Search code examples
javaweb-scrapingclojurejsoup

Using JSoup to parse a String with Clojure


Using JSoup to parse a html string with Clojure, the source as the following

Dependencies

:dependencies [[org.clojure/clojure "1.10.1"]
               [org.jsoup/jsoup "1.13.1"]]

Source code

(require '[clojure.string :as str])
(def HTML (str "<html><head><title>Website title</title></head>
                <body><p>Sample paragraph number 1 </p>
                      <p>Sample paragraph number 2</p>
                </body></html>"))

(defn fetch_html [html]
  (let [soup (Jsoup/parse html)
        titles (.title soup)
        paragraphs (.getElementsByTag soup "p")]
    {:title titles :paragraph paragraphs}))

(fetch_html HTML)

Expected result

{:title "Website title", 
 :paragraph ["Sample paragraph number 1" 
             "Sample paragraph number 2"]}

Unfortunately, the result is not as expected

user ==> (fetch_html HTML)
{:title "Website title", :paragraph []}

Solution

  • (.getElementsByTag ...) returns a sequence of Element's, you need to call .text() method on each element to get the text value.
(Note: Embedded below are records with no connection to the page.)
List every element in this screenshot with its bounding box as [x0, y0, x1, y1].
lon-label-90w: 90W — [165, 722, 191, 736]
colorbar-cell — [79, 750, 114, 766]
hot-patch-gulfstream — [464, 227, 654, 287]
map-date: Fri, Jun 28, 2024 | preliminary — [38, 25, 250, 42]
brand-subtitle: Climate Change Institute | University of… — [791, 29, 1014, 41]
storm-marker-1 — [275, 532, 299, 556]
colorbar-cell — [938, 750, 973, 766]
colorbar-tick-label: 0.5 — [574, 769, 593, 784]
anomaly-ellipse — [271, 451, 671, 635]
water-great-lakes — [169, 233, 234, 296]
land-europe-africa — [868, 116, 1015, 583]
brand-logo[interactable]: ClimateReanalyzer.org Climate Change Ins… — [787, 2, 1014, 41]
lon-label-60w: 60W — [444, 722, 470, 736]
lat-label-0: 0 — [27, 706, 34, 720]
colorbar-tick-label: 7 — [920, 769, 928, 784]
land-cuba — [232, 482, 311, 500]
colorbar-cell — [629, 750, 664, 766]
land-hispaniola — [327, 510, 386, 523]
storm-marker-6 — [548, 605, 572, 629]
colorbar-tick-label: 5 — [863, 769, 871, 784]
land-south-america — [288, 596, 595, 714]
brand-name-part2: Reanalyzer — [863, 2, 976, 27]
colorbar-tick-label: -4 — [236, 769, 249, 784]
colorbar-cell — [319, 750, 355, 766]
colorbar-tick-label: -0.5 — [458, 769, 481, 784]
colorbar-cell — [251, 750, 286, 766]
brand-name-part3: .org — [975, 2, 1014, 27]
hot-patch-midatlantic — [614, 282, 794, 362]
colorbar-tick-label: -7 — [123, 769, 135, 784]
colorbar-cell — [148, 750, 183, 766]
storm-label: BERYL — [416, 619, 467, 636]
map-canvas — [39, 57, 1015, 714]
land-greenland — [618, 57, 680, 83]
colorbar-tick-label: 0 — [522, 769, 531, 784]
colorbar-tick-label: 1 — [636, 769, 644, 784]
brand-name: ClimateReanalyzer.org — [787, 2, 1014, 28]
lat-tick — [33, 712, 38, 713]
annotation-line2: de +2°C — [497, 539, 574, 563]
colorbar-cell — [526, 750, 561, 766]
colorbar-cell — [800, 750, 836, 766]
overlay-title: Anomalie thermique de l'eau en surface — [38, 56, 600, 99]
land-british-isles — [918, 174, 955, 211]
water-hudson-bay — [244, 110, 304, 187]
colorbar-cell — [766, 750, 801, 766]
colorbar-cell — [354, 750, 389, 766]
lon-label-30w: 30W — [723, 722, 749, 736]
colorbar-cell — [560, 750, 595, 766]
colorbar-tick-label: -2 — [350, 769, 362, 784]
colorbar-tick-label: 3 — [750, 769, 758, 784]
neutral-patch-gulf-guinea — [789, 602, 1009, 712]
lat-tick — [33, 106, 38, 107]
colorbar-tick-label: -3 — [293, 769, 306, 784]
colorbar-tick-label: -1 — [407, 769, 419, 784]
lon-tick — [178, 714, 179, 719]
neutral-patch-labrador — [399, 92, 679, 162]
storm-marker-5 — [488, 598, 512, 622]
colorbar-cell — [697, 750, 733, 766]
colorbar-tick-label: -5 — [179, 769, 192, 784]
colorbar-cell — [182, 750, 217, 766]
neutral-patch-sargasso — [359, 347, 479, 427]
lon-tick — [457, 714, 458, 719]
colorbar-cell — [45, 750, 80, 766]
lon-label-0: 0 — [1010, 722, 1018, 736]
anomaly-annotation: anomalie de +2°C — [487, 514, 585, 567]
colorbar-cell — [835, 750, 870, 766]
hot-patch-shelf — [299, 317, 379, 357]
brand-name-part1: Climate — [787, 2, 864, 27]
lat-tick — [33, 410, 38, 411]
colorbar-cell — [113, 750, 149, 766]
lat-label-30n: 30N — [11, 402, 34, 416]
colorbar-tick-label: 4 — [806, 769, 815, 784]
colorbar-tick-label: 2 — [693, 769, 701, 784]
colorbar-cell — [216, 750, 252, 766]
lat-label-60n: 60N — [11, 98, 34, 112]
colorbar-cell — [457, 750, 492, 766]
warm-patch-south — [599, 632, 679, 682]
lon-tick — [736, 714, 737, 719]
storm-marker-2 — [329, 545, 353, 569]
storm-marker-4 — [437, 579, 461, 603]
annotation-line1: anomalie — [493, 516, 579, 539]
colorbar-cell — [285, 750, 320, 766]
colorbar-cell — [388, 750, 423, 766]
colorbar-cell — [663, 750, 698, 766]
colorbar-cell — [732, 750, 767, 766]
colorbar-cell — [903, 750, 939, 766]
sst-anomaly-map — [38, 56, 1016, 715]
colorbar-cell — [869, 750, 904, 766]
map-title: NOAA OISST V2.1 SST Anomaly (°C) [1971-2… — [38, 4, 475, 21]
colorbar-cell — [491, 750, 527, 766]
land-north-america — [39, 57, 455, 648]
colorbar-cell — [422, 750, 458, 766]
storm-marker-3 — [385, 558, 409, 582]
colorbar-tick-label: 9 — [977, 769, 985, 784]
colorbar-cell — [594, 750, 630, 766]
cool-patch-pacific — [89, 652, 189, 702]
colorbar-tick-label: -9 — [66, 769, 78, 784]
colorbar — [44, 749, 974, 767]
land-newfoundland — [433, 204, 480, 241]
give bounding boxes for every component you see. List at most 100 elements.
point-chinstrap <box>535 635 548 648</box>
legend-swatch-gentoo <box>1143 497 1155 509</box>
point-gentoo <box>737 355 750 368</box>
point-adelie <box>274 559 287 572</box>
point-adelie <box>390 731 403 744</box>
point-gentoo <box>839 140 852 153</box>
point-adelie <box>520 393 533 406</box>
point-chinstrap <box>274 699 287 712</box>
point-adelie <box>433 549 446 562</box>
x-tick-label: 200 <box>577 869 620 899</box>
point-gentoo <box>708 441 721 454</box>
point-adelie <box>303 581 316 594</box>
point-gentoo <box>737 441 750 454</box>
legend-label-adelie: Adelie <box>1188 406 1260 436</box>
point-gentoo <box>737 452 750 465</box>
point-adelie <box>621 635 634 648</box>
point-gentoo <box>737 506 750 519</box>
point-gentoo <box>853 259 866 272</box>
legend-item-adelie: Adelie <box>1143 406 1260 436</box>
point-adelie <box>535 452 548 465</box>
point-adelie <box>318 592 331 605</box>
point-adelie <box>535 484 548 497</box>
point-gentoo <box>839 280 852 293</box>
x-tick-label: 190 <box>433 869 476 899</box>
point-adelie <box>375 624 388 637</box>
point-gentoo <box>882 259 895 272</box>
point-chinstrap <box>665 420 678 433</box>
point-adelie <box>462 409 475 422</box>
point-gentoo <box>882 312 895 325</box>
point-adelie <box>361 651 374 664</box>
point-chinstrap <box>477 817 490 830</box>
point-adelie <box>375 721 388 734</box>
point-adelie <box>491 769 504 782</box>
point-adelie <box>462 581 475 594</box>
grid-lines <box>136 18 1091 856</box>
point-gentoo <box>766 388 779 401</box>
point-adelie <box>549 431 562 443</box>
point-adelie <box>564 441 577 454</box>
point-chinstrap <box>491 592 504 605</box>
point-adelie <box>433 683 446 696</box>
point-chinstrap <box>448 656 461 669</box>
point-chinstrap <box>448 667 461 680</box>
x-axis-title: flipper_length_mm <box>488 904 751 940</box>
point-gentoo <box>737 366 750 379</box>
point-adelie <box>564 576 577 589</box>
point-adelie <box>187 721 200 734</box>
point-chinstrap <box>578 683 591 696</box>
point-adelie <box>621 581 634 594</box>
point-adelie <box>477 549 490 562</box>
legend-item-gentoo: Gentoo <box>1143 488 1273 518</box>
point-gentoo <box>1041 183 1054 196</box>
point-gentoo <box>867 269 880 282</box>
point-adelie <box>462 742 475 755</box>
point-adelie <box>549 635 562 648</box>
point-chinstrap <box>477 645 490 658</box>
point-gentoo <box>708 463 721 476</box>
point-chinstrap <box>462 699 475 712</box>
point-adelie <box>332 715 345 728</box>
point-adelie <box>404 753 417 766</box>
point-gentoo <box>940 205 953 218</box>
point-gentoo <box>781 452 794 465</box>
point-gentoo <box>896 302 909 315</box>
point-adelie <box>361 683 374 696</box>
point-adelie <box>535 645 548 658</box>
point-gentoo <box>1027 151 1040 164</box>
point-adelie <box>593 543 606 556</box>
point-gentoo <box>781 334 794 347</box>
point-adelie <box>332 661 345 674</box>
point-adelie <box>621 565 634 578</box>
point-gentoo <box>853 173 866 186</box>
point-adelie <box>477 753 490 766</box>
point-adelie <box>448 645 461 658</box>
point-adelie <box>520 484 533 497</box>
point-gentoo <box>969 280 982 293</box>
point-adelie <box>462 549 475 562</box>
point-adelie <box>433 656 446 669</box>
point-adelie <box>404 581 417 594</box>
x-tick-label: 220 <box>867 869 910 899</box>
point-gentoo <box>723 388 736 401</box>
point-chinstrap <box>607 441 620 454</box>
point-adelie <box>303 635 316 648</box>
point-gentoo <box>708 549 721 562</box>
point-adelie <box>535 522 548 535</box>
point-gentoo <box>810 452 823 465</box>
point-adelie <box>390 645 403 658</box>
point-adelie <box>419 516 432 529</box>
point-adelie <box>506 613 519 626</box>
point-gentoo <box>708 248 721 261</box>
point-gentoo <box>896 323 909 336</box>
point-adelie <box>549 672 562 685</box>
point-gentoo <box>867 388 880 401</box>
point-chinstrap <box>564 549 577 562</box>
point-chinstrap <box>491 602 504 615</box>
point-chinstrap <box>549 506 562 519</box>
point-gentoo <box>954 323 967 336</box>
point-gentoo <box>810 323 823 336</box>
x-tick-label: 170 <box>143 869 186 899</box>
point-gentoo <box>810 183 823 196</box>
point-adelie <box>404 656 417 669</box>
I'm using Jsoup ver 1.13.1.

    
    (ns core
      (:import (org.jsoup Jsoup))
      (:require [clojure.string :as str]))
    
    (def HTML (str "<html><head><title>Website title</title></head>
                    <body><p>Sample paragraph number 1 </p>
                          <p>Sample paragraph number 2</p>
                    </body></html>"))
    
    (defn fetch_html [html]
      (let [soup (Jsoup/parse html)
            titles (.title soup)
            paragraphs (.getElementsByTag soup "p")]
        {:title titles :paragraph (mapv #(.text %) paragraphs)}))
    
    (fetch_html HTML)
    
    

    Also consider using Reaver, which is a Clojure library that wraps JSoup, or any other wrappers like others have suggested.